# Canadian Supply of Scale Lumber



## JamesBC (Jan 15, 2014)

Does anyone know of a online hobby supplier in Canada that carries Midwest Micro-Cut lumber?

Of course does not have to be Midwest, just scale lumber would be fine. 

thanks

Jim


----------



## DonR (Oct 18, 2012)

Micro mark in US has both balsa and bass wood strips that approximate
scale 2 X 6 etc. 

Don


----------



## JamesBC (Jan 15, 2014)

DonR said:


> Micro mark in US has both balsa and bass wood strips that approximate
> scale 2 X 6 etc.
> 
> Don


Well both Midwest and Mt. Albert make scale lumber. Mt Albert is even in Canada but can not find a Canadian shop online that carry either. I prefer the Scale size rather than approximate, I was hoping to find a supply online in Canada rather than order from a shop in the US and pay all the shipping fees.

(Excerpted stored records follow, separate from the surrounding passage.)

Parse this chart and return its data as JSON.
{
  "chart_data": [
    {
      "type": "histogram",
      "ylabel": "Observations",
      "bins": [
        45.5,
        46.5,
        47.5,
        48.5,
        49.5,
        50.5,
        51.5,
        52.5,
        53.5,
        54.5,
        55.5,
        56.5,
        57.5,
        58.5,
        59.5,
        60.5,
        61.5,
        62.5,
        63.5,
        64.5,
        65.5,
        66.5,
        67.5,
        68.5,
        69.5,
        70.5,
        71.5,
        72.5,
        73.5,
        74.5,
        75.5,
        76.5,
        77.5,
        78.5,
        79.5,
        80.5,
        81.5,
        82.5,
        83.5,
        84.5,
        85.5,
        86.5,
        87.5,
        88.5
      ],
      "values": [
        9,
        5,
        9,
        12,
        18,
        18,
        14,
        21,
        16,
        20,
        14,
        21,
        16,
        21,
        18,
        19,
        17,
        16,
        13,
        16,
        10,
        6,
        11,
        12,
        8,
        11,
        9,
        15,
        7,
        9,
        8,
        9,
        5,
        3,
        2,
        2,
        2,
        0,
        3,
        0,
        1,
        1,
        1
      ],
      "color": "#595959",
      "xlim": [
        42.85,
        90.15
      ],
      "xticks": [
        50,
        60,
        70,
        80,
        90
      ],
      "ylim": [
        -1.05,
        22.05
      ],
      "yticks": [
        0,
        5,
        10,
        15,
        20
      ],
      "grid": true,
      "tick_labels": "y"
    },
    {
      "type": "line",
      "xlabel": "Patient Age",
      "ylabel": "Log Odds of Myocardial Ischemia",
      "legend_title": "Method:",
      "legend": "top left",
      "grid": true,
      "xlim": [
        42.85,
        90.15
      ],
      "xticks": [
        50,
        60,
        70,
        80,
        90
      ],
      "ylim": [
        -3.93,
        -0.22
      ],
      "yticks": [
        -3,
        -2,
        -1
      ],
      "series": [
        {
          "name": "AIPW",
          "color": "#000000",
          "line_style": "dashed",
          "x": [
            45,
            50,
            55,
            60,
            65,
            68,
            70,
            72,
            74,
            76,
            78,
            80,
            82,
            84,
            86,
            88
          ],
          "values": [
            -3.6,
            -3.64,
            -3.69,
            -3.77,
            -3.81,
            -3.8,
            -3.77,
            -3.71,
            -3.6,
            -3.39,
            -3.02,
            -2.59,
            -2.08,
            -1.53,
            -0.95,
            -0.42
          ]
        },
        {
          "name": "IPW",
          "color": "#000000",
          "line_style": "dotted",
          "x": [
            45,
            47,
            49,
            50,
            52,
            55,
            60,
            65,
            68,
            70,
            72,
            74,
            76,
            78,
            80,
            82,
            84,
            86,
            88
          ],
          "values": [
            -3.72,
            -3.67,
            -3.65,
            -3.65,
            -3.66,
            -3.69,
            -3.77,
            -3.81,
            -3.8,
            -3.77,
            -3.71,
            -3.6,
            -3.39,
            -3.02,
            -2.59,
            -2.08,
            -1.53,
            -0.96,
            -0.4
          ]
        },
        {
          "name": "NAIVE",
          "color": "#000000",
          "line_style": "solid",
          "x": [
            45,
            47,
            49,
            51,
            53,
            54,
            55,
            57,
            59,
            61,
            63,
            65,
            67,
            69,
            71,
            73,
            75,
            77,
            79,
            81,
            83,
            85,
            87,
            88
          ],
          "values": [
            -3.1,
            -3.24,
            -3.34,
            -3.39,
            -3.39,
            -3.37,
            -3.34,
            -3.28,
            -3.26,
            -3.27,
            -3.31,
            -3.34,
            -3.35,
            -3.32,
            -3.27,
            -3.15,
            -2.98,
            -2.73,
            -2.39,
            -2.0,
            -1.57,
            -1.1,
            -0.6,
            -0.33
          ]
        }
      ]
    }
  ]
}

http://midwestproducts.com/collections/basswood

Looking for the above, I would like to buy it in Canada and avoid shipping, ect ect.


----------



## JamesBC (Jan 15, 2014)

Well I finally found a Canadian Source for two different scale lumber suppliers. Credit Valley Railway in Ontario carries both Mt Albert and Northeastern Scale Lumber.

Their online ordering is rather, slow and cumbersome but the people are great.

http://www.cvrco.com/whopage.htm

Jim


----------